Monday, April 16, 2012

The superstar gallery

I was down at Del's, minding my own business, absorbed as I was with a plate of stuffed calamari over linguine and a bottle of okay Montepulciano, when this skinny guy at the next table leaned over and said to me, out of the blue, "I like this Christie." I knew he was talking about the blowhard in Trenton but I wasn't gonna take the bait -- I was enjoying my dinner too much. So I pretended I didn't hear him and went on chewing. He and the gaunt lady with him were lazily picking over the crust of a plain pizza. They had scarfed the pie down in a matter of minutes and now all their bodily energy was concentrated in digesting wads of cheese and dough. He stared at me when I continued eating and said, "Our governor. I like him." It was obvious that I'd have to respond, so I said, "Oh yeah? Tell me why?"

"He speaks his mind and he tells it like it is." Del's is BYOB so I couldn't figure out whether this guy got tanked before dinner or he was just naturally obnoxious. His lady friend was wearing nursing scrubs, but I heard from Del that she'd gotten laid off from Christ Hospital when it declared bankruptcy earlier this year. How the fuck can a hospital go bankrupt when so many sick people live within a five mile radius of where it stands?

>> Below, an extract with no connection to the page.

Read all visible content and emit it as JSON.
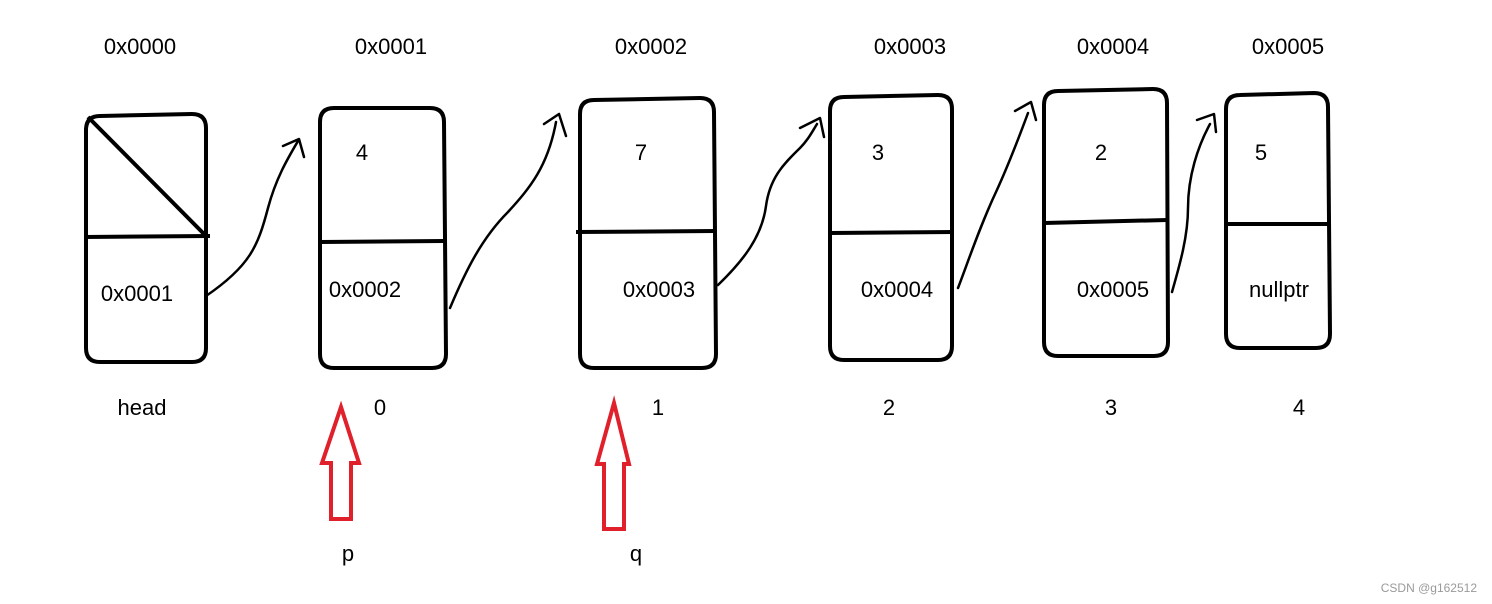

He continued to stare at me bobble-eyed. Whoa. I'm living in Jersey and it's 2012. This shite can't stand. I said, "So what. All he knows how to say is 'no.' The day he killed the rail tunnel project is the day I lost any respect I had for him. He talks big but he's got no ideas." And, I thought to myself, unlike Artie Lange he's not funny, just big.

The guy looked at me like I was a nutjob or worse. He asked, "How long have you been living here?" He probably thought he'd get me pegged as a newcomer.

"Thirty-three years, bud. I like it here. People leave you alone. Now I'd like to get back to my meal." The lady with him reached across the table and touched his forearm. He looked at her and she shook her head from side to side as if to say leave the man alone. Then she turned to me and said, "You enjoy the rest of your meal. We didn't mean to interrupt."

At her words, he seemed to come to himself. He softened his voice and said, "This here's my better half Doreen. She's the one with the brains in the family." Then he chuckled. "My first wife got me into trouble and this one gets me out of it. I'm a lucky guy." I gave a perfunctory nod in agreement. The sonofabitch had gotten me to thinking. He had to be second generation, like me, his family having fled famine or oppression across the pond to come and settle here in America, land of opportunity. (Which isn't bullshit by the way -- a couple of generations ago, this was the land of opportunity. Now American kids go to Brazil and China to make their fortunes.) By the looks of him, he hadn't catapulted himself out of the working class into the domain of the nouveau riche, so you'd think he'd be a Democrat opposed to the kind of dog-eat-dog capitalism extolled by fat cats like Christie. But he wasn't. He liked his red meat, too impressed by video images -- the swaggering certainties of a bully addressing a town meeting and shouting down a schoolteacher or a welfare recipient -- to think through the consequences of policy. Policy didn't matter. The appearance of decisiveness did.

It made me sad to think that Jersey -- with its chip on its shoulder -- was no different from the rest of the country, its citizens, having watched TV for fifty years, unable to distinguish the real from the fake, the live from the taped. Quist used to tell me, "Hey bud, we're all actors now. It's just that we're not all reading from the same script." Hell, we're not even speaking the same language.

I looked around at the photos hanging on the brick walls of the restaurant. On one side Sinatra, Brando, DeVito, Aiello, De Niro, Vale, Gandolfini, DeLuise, stock black-and-white publicity photos but a lot of them signed and personalized, and even a couple of choice ones shot in the joint itself with Del and Frank and their kids in the frame. On the other side were the sports figures -- Simms, Taylor, Strahan, Jeter, Munson, Berra, Mattingly, Posada, and a group shot of the entire 1982 Italian World Cup Championship team. They were hanging crooked but it didn't matter. At Del's, you enjoyed your red gravy cuisine amid a bevy of smiling male superstars and you felt for a few minutes like the world belonged to them and, by a queer sort of transference, to you too.

The guy and his better half paid their bill and left without saying goodbye. I was done with my meal and wished they had stayed a little longer -- it might've been nice to relax over an espresso and anisette and discover where his feeling of immense powerlessness came from.